Asifa Lahore, the alter-ego of Asif Quraishi is Britain’s first out Muslim drag queen, pushing the boundaries of what it means to be Gay and Muslim.
In 2014 Lahore came into the national spotlight when she was famously censored from discussing Islam and Homosexuality on BBC Free Speech. This caused uproar in the British press and allowed Lahore the rare opportunity to speak openly about the topic. She received death threats for her music videos and stage act due to highlighting the issue. Later that year Lahore was nominated by readers of The Independent newspaper for their Rainbow List of most prominent LGBT people in Britain entering the list at Number 86.
In 2011, Lahore made her debut and won the bronze medal of the annual Drag Idol UK competition to find the newest cabaret talent in the UK. She went on to promote and DJ at London’s top Gaysian club nights, before setting up her own night, Disco Rani.

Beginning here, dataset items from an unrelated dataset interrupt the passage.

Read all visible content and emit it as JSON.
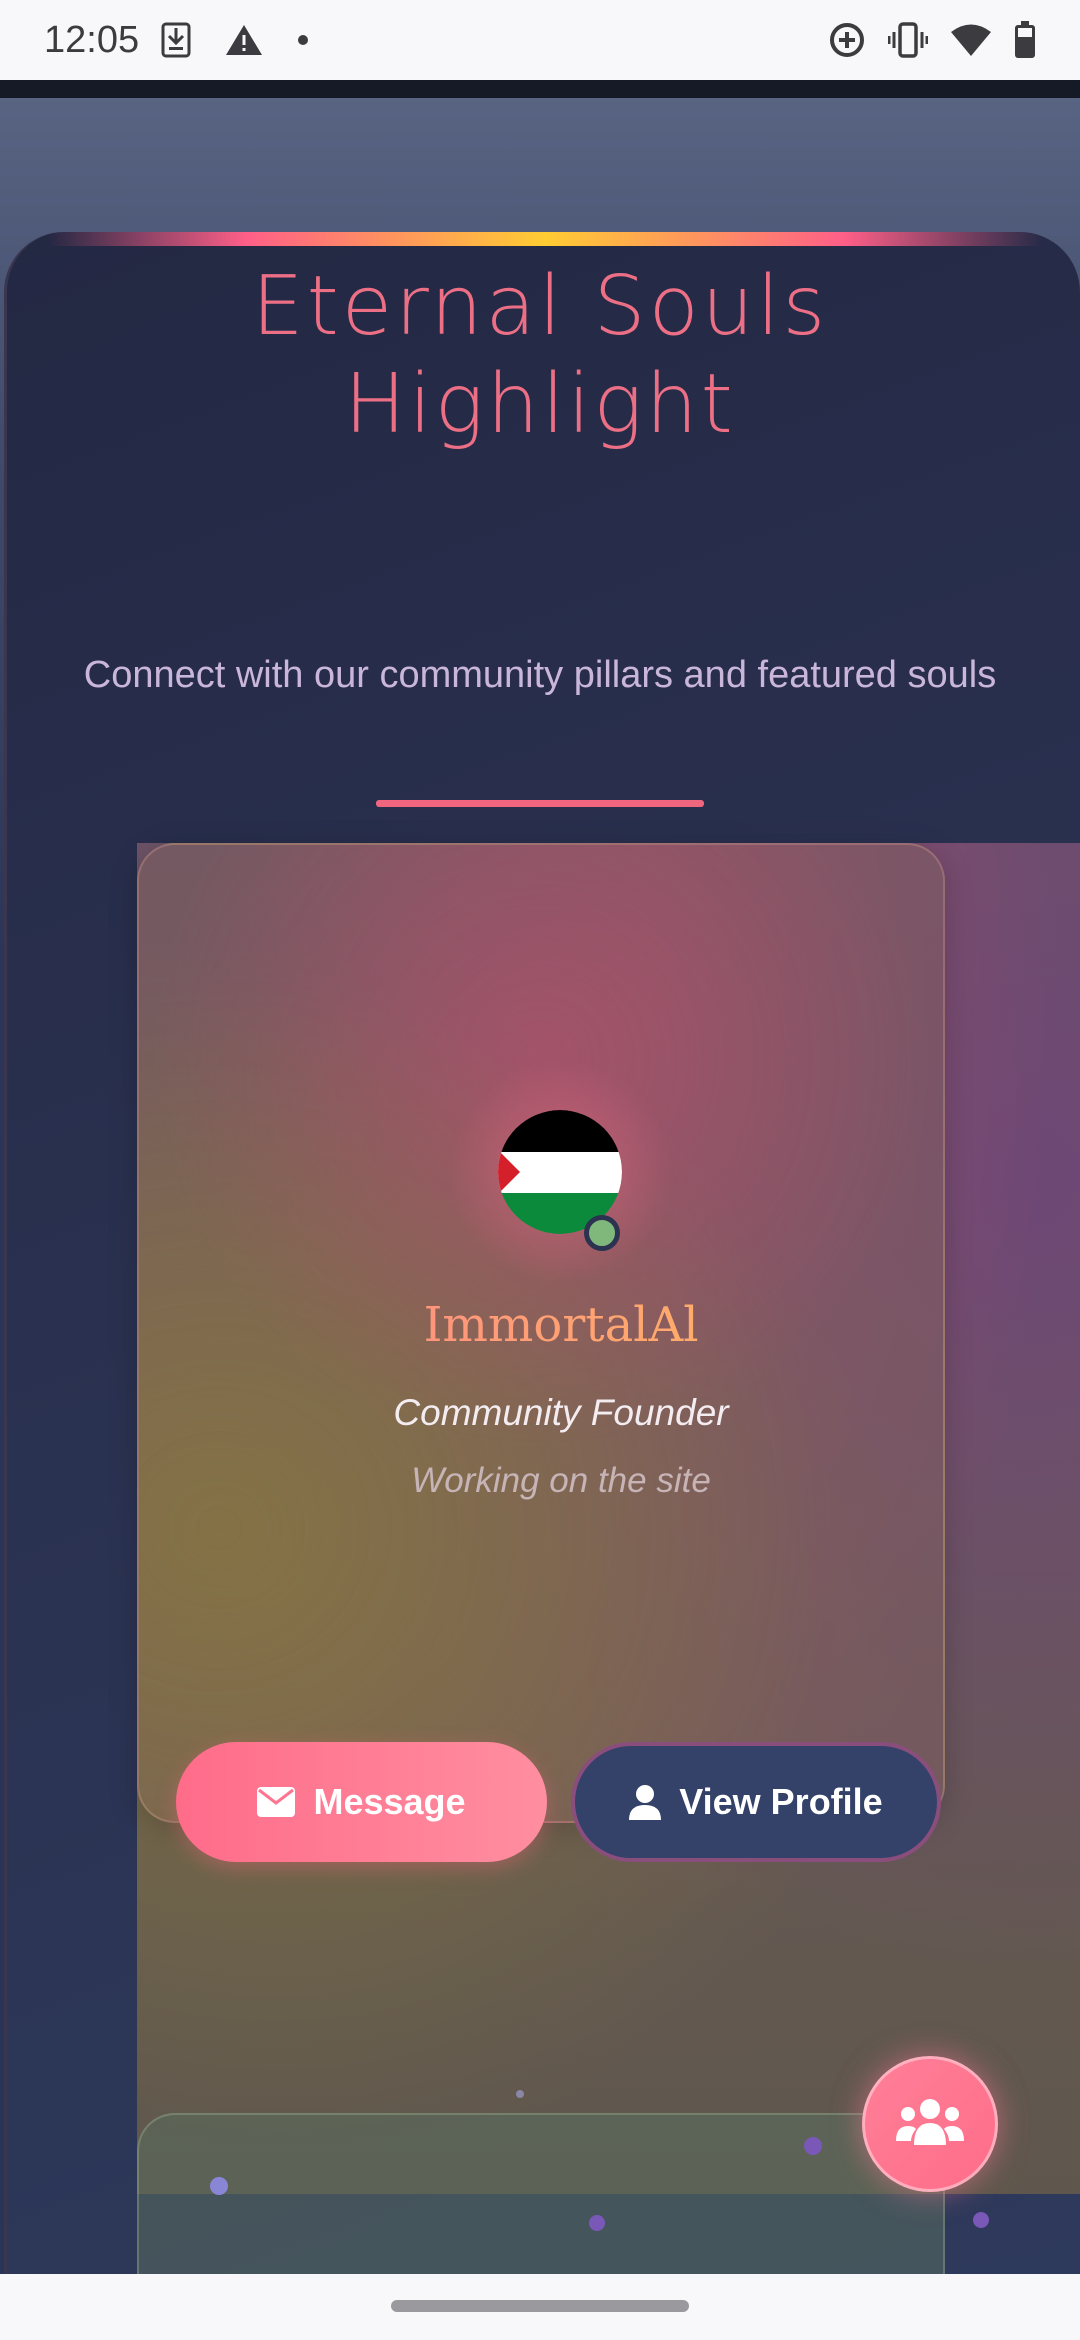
{
  "status_bar": {
    "time": "12:05",
    "left_icons": [
      "sim-save-icon",
      "warning-icon",
      "dot-icon"
    ],
    "right_icons": [
      "data-saver-icon",
      "vibrate-icon",
      "wifi-icon",
      "battery-icon"
    ]
  },
  "hero": {
    "title_line1": "Eternal Souls",
    "title_line2": "Highlight",
    "subtitle": "Connect with our community pillars and featured souls",
    "accent_colors": [
      "#ff5f88",
      "#ffcc33"
    ]
  },
  "profile_card": {
    "avatar_icon": "palestine-flag-icon",
    "online": true,
    "name": "ImmortalAl",
    "role": "Community Founder",
    "status": "Working on the site",
    "message_label": "Message",
    "message_icon": "envelope-icon",
    "view_profile_label": "View Profile",
    "view_profile_icon": "user-icon"
  },
  "fab": {
    "icon": "users-group-icon"
  },
  "colors": {
    "accent_pink": "#ff6c8a",
    "title_pink": "#ec6f86",
    "profile_button": "#34426a"
  }
}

Last year, Asifa featured in Channel 4’s documentary Muslim Drag Queens which aired in August 2015, drawing an audience of 1.1 million viewers. Alongside Muslim Drag Queens, 2015 saw Asifa become established as a leading figure within in the Gaysian community receiving the prestigious LGBT award at the Attitude Magazine Pride Awards. Asifa was also a judge for the Independent’s Rainbow List and has spoken at the Oxford Union.